Figure S4. Comparison of various parameters without and with intervention in the five most frequent deletions and total in‐frame mutations shown by violin plots. Comparison of the logarithmic values of serum CK (A, B) and %FVC (C, D) without (0: A, C) or with (1: B, D) corticosteroids use between the initial (blue) and final (orange) surveys. Comparison of the logarithmic values of plasma BNP (E, F), LVDd (G, H), and LVEF (I, J) values without (0: E, G, I) or with (1: F, H, J) cardioprotective drugs use between the initial (blue) and final (orange) surveys.
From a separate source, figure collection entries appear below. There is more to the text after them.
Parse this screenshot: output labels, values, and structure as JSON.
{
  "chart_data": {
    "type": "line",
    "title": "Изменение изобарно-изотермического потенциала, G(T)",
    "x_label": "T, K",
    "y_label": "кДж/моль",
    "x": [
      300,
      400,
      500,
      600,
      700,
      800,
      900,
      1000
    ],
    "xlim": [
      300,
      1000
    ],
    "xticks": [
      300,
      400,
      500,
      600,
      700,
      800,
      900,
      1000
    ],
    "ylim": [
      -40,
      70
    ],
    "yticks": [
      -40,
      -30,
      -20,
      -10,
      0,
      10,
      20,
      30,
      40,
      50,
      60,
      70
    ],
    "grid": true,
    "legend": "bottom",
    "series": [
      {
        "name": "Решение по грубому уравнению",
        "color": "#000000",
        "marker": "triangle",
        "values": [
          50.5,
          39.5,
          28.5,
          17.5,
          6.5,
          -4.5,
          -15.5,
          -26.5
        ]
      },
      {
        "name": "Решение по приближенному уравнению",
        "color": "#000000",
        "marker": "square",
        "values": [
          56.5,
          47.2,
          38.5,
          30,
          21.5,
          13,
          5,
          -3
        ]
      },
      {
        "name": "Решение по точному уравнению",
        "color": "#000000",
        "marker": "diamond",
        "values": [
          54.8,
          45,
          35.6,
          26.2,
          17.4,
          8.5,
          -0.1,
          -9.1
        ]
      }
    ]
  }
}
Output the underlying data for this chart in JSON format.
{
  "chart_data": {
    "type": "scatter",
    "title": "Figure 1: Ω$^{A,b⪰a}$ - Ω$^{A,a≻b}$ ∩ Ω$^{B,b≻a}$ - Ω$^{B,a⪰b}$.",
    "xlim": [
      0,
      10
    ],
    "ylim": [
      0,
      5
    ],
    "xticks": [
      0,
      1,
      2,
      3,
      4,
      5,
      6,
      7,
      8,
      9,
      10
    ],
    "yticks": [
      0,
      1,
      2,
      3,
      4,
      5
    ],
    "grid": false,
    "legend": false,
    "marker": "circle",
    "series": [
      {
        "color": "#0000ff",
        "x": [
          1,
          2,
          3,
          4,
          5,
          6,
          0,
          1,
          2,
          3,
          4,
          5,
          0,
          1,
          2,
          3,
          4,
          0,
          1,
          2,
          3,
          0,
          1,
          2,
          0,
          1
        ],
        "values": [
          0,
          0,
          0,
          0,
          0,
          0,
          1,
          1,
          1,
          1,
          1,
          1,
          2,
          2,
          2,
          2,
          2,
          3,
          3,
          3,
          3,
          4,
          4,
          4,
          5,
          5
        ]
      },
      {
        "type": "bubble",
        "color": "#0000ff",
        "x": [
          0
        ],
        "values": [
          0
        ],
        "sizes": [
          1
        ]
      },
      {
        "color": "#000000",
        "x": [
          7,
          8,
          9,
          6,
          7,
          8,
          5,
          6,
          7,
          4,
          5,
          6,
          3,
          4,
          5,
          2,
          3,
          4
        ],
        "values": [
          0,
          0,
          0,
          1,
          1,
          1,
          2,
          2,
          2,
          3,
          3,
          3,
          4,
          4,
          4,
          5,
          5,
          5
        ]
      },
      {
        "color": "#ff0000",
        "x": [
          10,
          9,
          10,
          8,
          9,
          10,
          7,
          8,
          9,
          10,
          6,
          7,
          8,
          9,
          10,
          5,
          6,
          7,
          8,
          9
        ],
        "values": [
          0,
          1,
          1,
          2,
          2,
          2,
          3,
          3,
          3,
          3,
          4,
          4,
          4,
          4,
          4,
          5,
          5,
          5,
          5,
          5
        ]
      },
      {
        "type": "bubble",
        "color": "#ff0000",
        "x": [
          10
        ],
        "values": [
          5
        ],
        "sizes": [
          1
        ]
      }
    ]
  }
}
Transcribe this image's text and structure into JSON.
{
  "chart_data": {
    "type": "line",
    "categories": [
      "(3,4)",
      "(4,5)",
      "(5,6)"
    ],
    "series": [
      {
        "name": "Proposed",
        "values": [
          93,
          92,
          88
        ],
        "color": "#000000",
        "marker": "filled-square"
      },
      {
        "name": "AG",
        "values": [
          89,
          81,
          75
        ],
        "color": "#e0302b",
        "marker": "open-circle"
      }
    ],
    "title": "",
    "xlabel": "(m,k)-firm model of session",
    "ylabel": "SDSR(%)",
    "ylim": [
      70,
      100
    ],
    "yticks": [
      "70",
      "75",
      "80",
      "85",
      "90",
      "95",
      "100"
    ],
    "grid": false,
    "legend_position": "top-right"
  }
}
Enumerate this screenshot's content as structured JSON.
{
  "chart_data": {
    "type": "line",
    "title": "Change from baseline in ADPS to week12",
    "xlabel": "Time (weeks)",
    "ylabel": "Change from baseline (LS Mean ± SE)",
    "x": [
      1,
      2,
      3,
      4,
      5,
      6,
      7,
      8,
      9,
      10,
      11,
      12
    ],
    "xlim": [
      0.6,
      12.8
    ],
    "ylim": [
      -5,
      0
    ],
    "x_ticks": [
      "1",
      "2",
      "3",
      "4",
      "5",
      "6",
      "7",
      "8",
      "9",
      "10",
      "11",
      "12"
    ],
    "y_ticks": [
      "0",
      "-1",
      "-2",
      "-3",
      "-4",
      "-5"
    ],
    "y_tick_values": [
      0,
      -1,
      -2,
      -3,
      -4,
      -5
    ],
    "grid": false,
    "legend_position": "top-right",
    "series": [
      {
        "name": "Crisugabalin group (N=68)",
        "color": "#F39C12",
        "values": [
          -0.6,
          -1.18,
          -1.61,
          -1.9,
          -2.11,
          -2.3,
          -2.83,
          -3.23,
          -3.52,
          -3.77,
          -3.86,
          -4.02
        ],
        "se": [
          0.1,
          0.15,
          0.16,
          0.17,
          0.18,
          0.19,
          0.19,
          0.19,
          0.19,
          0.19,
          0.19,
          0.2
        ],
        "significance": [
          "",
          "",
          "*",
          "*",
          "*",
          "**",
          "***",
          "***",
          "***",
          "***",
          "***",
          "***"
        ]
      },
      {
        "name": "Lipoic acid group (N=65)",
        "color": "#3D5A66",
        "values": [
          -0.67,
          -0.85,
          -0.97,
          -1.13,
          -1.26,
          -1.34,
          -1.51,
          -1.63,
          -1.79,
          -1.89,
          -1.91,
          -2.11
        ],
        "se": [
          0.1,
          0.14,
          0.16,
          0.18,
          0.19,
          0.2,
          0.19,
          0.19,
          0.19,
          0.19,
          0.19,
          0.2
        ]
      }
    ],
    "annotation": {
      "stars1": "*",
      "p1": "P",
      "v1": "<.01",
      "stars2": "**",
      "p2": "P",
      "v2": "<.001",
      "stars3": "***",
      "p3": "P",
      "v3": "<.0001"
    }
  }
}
BNP, brain‐derived natriuretic peptide; CK, creatine kinase; FVC, forced vital capacity; LVEF, left ventricular ejection fraction.

Table S1. Background factors of study participants.

Table S2. Information of affected family members.

Table S3. Number of patients with BMD having in‐frame deletions resulting from exon‐skipping therapy.

Funding Statement

This work was funded by Intramural Research Grant for Neurological and Psychiatric Disorder from the National Research Center for Neurology and Psychiatry grant 26‐6; Japan Agency for Medical Research and Development grants JP20ek0109357 and JP21ek0109533; Ministry of Health, Labour and Welfare and Science and Technology grant H30‐nanchitou (Nan)‐Ippan‐005.

Data Availability Statement

All data requests should be submitted to the corresponding author for consideration. Access to the available anonymized data may be granted following review.